Wake Forest’s Charlotte courses will cater to professionals

Reposted from Charlotte Business Journal

Wake Forest University will expand its offerings in Charlotte to include executive education and continuing-education courses.

The university cites growing demand for those non-degree courses. Professionals such as lawyers and accountants are required to earn continuing-education credits each year to meet licensing requirements.

Ron Veith, the university’s Charlotte-based managing director of executive education notes such courses are currently offered only at Wake Forest’s main campus in Winston-Salem. He’s working to schedule the initial courses in Charlotte.

Some classes will be offered through open enrollment, but others can be designed to meet a specific employer’s need, Veith says.

The new offerings are part of Wake Forest’s expanded presence in Charlotte. In March, the university agreed to lease nearly 30,000 square feet on the ground floor in the International Trade Center on College Street.

That uptown facility will nearly double the university’s space in Charlotte. Wake Forest is scheduled to move there in January from the Morrocroft office complex in SouthPark.

The building will be renamed the Wake Forest University Charlotte Center and will house the school’s local business programs, including its evening and weekend MBA courses.
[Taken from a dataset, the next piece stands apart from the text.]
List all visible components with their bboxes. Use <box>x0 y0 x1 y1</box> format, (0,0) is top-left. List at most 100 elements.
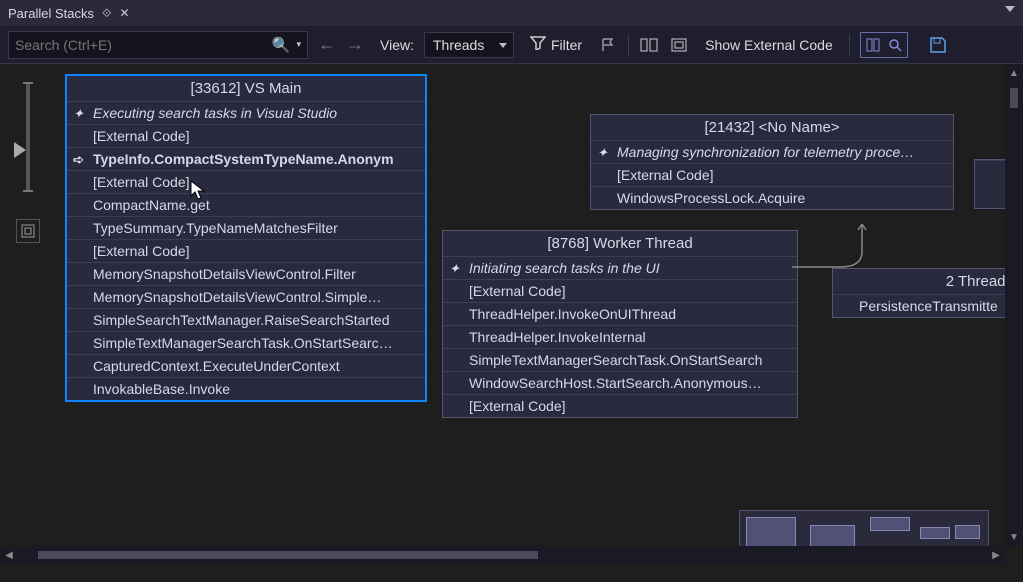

“I think the time was right for us to do something more,” says Yvonne Hinson, associate dean of the school’s programs in Charlotte. “We really are going to be in the hub of Charlotte and the area.”

Wake Forest has 180 students enrolled in its MBA programs here, up from 30 when it entered the Charlotte market in 1995. “We’ve kind of been that hidden treasure,” says Leslye Gervasi, director of Charlotte MBA programs.

As the local Wake Forest campus moves uptown, Veith foresees opportunities for the operation to collaborate with other higher-education providers as well as companies, local government and nonprofit agencies.

And the new, larger space also opens the door to a possible expansion of degree programs, Hinson says.